Odon Vallet, spécialiste des religions, estime sur BFMTV qu'au-delà des origines géographiques du futur pape, ce sont surtout les orientations religieuses qui primeront.

S. A.
Le 11/02/2013 à 15:22
Mis à jour le 11/02/2013 à 16:54

Renonciation de Benoît XVI : et maintenant ? - 11/02


Benoît XVI a annoncé sa renonciation lundi et ne prendra pas part au conclave qui désignera son successeur. Celui qui reste souverain pontife jusqu'au 28 février a choisi, ensuite, de se retirer dans un monastère dans l'enceinte du Vatican. Un nouveau pape devrait être désigné "pour Pâques", a indiqué son porte-parole du pape.

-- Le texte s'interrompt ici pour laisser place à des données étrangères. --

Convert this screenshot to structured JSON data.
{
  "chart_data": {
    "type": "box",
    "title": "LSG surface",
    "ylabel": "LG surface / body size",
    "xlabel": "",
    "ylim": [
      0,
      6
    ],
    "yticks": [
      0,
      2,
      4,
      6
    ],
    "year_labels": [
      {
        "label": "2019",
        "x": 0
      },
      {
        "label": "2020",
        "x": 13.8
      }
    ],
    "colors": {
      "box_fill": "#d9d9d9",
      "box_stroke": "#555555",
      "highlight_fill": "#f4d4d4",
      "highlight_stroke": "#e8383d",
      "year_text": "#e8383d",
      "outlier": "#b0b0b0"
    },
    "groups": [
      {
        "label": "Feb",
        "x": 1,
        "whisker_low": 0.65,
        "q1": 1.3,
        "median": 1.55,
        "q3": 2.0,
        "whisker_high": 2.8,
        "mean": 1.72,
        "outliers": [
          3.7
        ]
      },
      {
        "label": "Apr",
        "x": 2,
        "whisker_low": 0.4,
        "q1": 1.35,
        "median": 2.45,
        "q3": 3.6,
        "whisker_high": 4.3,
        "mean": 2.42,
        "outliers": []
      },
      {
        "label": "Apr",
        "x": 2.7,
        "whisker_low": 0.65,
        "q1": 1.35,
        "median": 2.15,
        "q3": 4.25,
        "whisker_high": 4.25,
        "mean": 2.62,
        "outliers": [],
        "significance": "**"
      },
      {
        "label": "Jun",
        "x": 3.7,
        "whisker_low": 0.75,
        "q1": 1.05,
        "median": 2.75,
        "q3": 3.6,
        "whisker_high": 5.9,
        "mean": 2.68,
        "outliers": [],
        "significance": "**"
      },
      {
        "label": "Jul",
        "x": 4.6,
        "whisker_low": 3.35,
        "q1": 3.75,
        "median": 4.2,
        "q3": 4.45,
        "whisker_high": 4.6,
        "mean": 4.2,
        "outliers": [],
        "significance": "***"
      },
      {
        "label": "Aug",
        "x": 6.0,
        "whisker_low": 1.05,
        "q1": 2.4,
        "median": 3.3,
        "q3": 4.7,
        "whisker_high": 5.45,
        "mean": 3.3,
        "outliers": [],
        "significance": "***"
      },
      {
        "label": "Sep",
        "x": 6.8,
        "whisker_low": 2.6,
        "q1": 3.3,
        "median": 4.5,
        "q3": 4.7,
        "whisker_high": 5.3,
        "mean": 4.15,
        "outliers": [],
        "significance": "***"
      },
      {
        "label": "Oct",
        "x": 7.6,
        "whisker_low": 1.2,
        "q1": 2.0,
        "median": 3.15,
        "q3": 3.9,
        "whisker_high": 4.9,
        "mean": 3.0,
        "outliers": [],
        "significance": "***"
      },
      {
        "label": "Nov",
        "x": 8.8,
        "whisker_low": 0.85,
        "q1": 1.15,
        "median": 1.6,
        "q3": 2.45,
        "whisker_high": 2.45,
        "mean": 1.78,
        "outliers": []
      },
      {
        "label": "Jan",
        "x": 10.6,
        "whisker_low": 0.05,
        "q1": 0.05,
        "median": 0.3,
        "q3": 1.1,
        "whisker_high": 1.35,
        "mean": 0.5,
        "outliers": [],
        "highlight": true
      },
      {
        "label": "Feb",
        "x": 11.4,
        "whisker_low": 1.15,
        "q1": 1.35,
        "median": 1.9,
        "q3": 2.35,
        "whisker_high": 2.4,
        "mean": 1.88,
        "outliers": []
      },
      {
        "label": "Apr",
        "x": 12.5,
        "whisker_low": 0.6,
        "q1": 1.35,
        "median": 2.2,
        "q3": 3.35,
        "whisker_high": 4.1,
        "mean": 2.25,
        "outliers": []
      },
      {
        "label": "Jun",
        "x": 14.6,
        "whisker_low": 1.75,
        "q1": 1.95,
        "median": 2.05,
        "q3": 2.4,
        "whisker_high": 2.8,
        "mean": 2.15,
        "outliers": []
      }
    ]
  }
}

Qui alors pour remplacer Benoît XVI, le théologien allemand qui avait succédé à Jean-Paul II en 2005 dans cette "fonction infernale" comme le souligne le spécialiste des religions Odon Vallet ?

"Pourquoi pas un Asiatique ?"

"Les noms du patriarche de Venise, des archevêques de Milan, Budapest ou Vienne sont cités d'ores et déjà, explique-t-il, mais pourquoi pas un Asiatique, Philippin par exemple, ou un Latino-américain ? Car il y a beaucoup de cardinaux en Amérique du sud."

Est-ce à dire que le nombre pourrait constituer un avantage au moment du vote ? "Le problème pour les cardinaux sud-américains, c'est qu'ils ne s'entendent pas, prévient Odon Vallet, ce qui compte ce n'est pas tellement l'origine géographique, ni la couleur de peau, ce qui compte ce sont les options théologiques."

"Mais l'archevêque de Paris, monseigneur Vingt-Trois, notamment pour ses positions modérées au sujet du mariage pour tous, a aussi de sérieuses chances", estime Odon Vallet.

Pas pour les bookmakers britanniques toujours promptes à dégainer. Ils ont déjà leurs favoris : le Ghanéen Peter Turkson, le Canadien Marc Oullet et le Nigérian Francis Arinze. Verdict le 31 mars prochain.